Kitzrettung 2020 – Jäger ziehen positive Bilanz

Fast täglich waren in den letzten Wochen die Jägerinnen und Jäger im Landkreis Dachau unterwegs, um Kitze aus den Wiesen vor dem Mähwerk zu retten. Mit Erfolg freut sich Dr. Ernst-Ulrich Wittmann, Vorsitzender des Jagdschutz- und Jägerverein Dachau (JJVD): „Es ist uns wieder gelungen, viele von den kleinen Kitzen vor dem Tod oder vor schlimmen Verstümmelungen zu bewahren. Herzlichen Dank an alle Kitzretter aus der Jägerschaft, den Bauernfamilien und den vielen Tierfreunden aus der Bevölkerung für ihren Einsatz. Sie haben mit großem Engagement viel Leid verhindert.“

„Landwirte und Jäger stehen gemeinsam in der Verantwortung, etwas gegen den Mähtod zu tun“, so Dr. Ernst-Ulrich Wittmann. „Die einen aus jagdethischer Verpflichtung heraus, die anderen von Gesetzes wegen. Entscheidend ist, dass die Landwirte die Jäger rechtzeitig über den Erntetermin informieren, damit optimal zusammengearbeitet werden kann.

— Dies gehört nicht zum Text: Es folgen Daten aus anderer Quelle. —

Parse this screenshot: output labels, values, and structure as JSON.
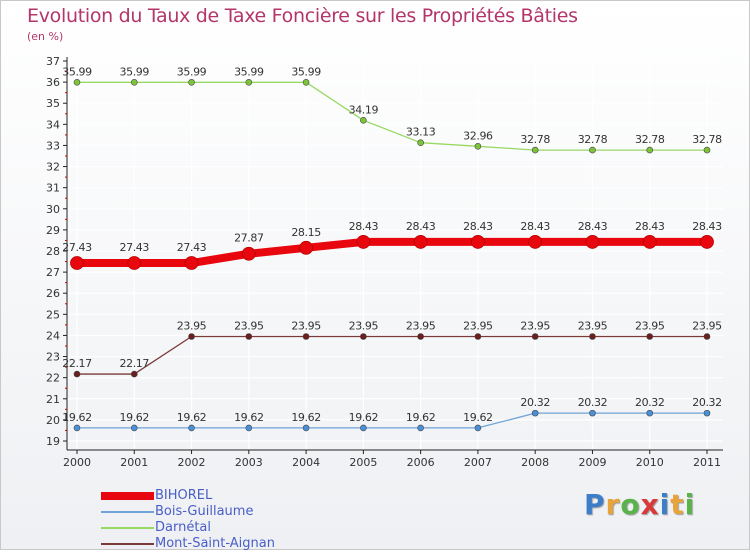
{
  "header": {
    "title": "Evolution du Taux de Taxe Foncière sur les Propriétés Bâties",
    "unit": "(en %)"
  },
  "logo": {
    "letters": [
      "P",
      "r",
      "o",
      "x",
      "i",
      "t",
      "i"
    ],
    "colors": [
      "#3c7fc8",
      "#e8a33a",
      "#5ab34a",
      "#d83a3a",
      "#3c7fc8",
      "#e8a33a",
      "#5ab34a"
    ]
  },
  "colors": {
    "title": "#b3356a",
    "legend_text": "#4a5ec8"
  },
  "chart_data": {
    "type": "line",
    "title": "Evolution du Taux de Taxe Foncière sur les Propriétés Bâties",
    "ylabel": "(en %)",
    "xlabel": "",
    "categories": [
      "2000",
      "2001",
      "2002",
      "2003",
      "2004",
      "2005",
      "2006",
      "2007",
      "2008",
      "2009",
      "2010",
      "2011"
    ],
    "ylim": [
      19,
      37
    ],
    "yticks": [
      19,
      20,
      21,
      22,
      23,
      24,
      25,
      26,
      27,
      28,
      29,
      30,
      31,
      32,
      33,
      34,
      35,
      36,
      37
    ],
    "series": [
      {
        "name": "BIHOREL",
        "color": "#e8070e",
        "dot": "#e8070e",
        "values": [
          27.43,
          27.43,
          27.43,
          27.87,
          28.15,
          28.43,
          28.43,
          28.43,
          28.43,
          28.43,
          28.43,
          28.43
        ],
        "labels": [
          "27.43",
          "27.43",
          "27.43",
          "27.87",
          "28.15",
          "28.43",
          "28.43",
          "28.43",
          "28.43",
          "28.43",
          "28.43",
          "28.43"
        ],
        "thick": true
      },
      {
        "name": "Bois-Guillaume",
        "color": "#6fa3d8",
        "dot": "#4a90d9",
        "values": [
          19.62,
          19.62,
          19.62,
          19.62,
          19.62,
          19.62,
          19.62,
          19.62,
          20.32,
          20.32,
          20.32,
          20.32
        ],
        "labels": [
          "19.62",
          "19.62",
          "19.62",
          "19.62",
          "19.62",
          "19.62",
          "19.62",
          "19.62",
          "20.32",
          "20.32",
          "20.32",
          "20.32"
        ],
        "thick": false
      },
      {
        "name": "Darnétal",
        "color": "#9ad864",
        "dot": "#7cc43a",
        "values": [
          35.99,
          35.99,
          35.99,
          35.99,
          35.99,
          34.19,
          33.13,
          32.96,
          32.78,
          32.78,
          32.78,
          32.78
        ],
        "labels": [
          "35.99",
          "35.99",
          "35.99",
          "35.99",
          "35.99",
          "34.19",
          "33.13",
          "32.96",
          "32.78",
          "32.78",
          "32.78",
          "32.78"
        ],
        "thick": false
      },
      {
        "name": "Mont-Saint-Aignan",
        "color": "#7a3a3a",
        "dot": "#6b1e1e",
        "values": [
          22.17,
          22.17,
          23.95,
          23.95,
          23.95,
          23.95,
          23.95,
          23.95,
          23.95,
          23.95,
          23.95,
          23.95
        ],
        "labels": [
          "22.17",
          "22.17",
          "23.95",
          "23.95",
          "23.95",
          "23.95",
          "23.95",
          "23.95",
          "23.95",
          "23.95",
          "23.95",
          "23.95"
        ],
        "thick": false
      }
    ],
    "legend_position": "bottom-left"
  }
}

Die Botschaft ist vielerorts angekommen. Das Bewusstsein für die Kitzrettung war noch nie so groß wie dieses Jahr. Überall bilden sich neue engagierte Kitzretter-Gruppen aus Jägern, Landwirten und Ortsansässigen, um gemeinsam Scheuchen oder akustische Kitzretter an den Wiesen aufzustellen und mit neuen Ideen und viel Engagement nach Kitzen zu suchen.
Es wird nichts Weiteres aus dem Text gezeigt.